[HN Gopher] Launch HN: API Tracker (YC W20) - Track and manage t...
       Launch HN: API Tracker (YC W20) - Track and manage the APIs you use
       Hey HN!  We're Cameron, Trung and Matt from API Tracker
       (https://www.apitracker.com). We make tools to help with using
       third-party APIs in production.  When software teams integrate with
       APIs they often run into outages, network issues, interface changes
       or even bugs that cause unexpected behavior in the rest of their
       system. These problems are hard to predict and prepare for so most
       teams don't deal with them until there's a outage and have to do an
       emergency build to add logging and get to a root cause.  This is
       what happened to us. Trung and I are both software engineers and we
       spent a lot of time and energy trying to make our API integrations
       robust and reliable in production. We found ourselves instrumenting
       all our API calls so we could know how many calls we were making,
       how long they were taking and if they were failing. We set up
       alerts for errors and latency increases and integrated with
       PagerDuty. We wrote retry logic with exponential backoff. We wrote
       failover from one API provider to another. At the end of it all we
       built a lot of tooling that required maintenance and wasn't even
       applied uniformly across all of our integrations.  After building
       all this infrastructure we realized that many other teams are
       reinventing the same wheel.  To solve this problem we built an API
       proxy that takes requests and relays them to the API provider. By
       proxying this traffic we are able to instrument each call to
       measure latency, record status codes, headers and bodies, and add
       reliability features like automatic retry with exponential backoff.

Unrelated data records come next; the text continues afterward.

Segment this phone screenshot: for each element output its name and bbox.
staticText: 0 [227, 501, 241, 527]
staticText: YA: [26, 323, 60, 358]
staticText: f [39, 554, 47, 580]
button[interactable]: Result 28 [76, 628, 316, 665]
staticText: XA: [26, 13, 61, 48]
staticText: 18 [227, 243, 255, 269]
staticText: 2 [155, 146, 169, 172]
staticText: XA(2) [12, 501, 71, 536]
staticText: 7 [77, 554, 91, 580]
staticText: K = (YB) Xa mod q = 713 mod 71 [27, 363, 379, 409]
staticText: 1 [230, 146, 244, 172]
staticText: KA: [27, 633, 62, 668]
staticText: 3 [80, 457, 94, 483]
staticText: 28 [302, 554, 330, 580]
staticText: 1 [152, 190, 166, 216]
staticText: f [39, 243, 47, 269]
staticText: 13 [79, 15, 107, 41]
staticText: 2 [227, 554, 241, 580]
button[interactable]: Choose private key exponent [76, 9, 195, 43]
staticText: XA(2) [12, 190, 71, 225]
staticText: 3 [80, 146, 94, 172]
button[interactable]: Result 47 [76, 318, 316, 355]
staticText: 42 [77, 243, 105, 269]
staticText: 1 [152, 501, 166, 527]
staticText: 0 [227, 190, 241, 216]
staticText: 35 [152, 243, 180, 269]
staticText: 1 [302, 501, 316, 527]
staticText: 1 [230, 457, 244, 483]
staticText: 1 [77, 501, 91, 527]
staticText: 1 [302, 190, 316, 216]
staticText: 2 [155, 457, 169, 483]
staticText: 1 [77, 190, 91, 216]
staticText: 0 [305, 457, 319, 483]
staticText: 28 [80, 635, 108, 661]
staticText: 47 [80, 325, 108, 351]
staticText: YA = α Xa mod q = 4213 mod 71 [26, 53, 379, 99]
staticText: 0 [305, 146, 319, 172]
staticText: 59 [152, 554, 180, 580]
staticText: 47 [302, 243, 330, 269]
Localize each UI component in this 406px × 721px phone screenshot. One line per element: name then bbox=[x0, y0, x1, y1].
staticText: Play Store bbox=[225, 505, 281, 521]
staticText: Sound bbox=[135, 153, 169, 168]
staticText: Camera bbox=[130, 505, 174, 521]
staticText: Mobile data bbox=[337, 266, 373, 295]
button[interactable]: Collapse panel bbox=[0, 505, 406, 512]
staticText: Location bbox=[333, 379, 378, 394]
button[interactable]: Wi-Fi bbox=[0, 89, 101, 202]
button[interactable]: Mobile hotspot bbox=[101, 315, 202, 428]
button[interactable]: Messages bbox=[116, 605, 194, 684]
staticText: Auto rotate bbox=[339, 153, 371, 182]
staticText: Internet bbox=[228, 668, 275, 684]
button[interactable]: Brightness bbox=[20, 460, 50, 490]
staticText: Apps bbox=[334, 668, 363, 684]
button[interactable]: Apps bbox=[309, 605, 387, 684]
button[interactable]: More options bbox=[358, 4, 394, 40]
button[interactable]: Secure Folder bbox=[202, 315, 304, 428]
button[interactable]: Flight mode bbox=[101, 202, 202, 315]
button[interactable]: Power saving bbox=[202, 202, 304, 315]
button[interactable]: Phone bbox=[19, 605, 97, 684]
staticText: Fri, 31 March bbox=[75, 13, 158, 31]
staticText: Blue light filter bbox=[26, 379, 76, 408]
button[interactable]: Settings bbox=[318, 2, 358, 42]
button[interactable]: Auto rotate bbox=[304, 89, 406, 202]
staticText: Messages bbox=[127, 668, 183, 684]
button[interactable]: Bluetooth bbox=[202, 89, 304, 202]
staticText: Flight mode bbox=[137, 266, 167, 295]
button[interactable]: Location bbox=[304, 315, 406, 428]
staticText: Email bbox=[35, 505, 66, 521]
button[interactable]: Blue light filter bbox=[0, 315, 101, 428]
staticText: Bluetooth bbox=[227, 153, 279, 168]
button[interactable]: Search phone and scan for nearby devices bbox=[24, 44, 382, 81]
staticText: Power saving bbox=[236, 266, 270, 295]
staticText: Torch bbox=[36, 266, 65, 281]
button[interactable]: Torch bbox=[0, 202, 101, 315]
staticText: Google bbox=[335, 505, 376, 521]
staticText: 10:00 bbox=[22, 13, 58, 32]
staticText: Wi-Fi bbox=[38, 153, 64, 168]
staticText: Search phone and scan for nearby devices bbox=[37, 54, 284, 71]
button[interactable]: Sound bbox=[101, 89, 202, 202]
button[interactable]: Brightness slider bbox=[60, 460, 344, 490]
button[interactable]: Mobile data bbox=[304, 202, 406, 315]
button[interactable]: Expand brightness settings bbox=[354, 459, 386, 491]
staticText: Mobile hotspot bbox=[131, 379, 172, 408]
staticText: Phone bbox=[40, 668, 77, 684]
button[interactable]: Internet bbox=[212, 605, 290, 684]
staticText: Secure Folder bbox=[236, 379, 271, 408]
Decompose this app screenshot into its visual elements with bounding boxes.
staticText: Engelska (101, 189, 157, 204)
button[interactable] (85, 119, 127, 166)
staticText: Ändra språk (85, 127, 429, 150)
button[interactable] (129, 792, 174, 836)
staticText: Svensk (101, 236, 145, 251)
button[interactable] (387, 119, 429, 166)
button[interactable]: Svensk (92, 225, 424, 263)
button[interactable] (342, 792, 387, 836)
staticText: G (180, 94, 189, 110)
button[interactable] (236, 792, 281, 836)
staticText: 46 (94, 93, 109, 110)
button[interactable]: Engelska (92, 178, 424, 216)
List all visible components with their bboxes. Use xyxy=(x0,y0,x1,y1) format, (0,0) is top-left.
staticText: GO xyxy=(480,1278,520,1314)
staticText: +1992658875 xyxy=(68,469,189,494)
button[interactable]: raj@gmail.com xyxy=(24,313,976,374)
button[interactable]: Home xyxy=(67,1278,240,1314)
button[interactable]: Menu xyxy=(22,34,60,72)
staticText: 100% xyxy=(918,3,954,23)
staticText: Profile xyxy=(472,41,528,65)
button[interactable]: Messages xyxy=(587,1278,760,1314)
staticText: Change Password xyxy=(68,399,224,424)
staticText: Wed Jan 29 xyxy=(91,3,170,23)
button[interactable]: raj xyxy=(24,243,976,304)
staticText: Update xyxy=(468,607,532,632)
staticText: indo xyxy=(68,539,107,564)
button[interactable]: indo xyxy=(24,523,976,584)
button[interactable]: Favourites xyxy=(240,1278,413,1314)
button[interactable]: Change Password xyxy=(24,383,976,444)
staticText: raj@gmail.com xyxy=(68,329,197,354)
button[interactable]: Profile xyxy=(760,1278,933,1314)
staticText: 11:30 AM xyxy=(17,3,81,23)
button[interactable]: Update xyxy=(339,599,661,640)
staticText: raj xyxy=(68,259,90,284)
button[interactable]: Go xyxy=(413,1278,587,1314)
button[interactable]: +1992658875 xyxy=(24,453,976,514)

       From there we can monitor and alert on issues and provide a
       searchable call log for debugging and auditability.  We knew that
       because we were asking teams to run their mission critical API
       calls through us that we had to build a highly available and
       scalable proxy architecture. We've done this by designing a proxy
       that can be distributed across multiple regions and clouds. We are
       currently running out of AWS. Global Accelerator allows us to use
       their private internet backbone to quickly get traffic to our
       proxies which run behind AWS Network Load Balancers. While this can
       help us ensure resilience against infrastructure outages, we also
       need to protect against self-inflicted wounds like bugs and bad
       deployments. Upon release we bring up a new set of proxy instances,
       deploy the code, and run our full test suite to make sure that each
       instance is able to proxy requests correctly. Once all instances
       are healthy they begin to go into the load balancer.  For companies
       with more stringent needs we support on-premise installations as
       well as a client-side SDK that can do instrumentation without the
       proxy.  Today we offer the service as a subscription. We hope to
       make it easy for teams to get visibility and control across all
       their integrations without having to build it themselves. This
       includes:  - Detailed logging on all of their third-party API calls
       - Monitoring and alerting for increased latency and error rates  -
       Reliability features like automatic retry, circuit breaker and
       request queueing  - Rate limit and quota monitoring  We would love
       to hear from the community how you are managing your API
       integrations. Our story is a result of our experiences and how we
       dealt with them, but we know the HN community has seen it all. We
       would love to hear from you about problems you've had and how you
       dealt with them. Please leave a comment or send us an email to
       founders@apitracker.com. Looking forward to the discussion!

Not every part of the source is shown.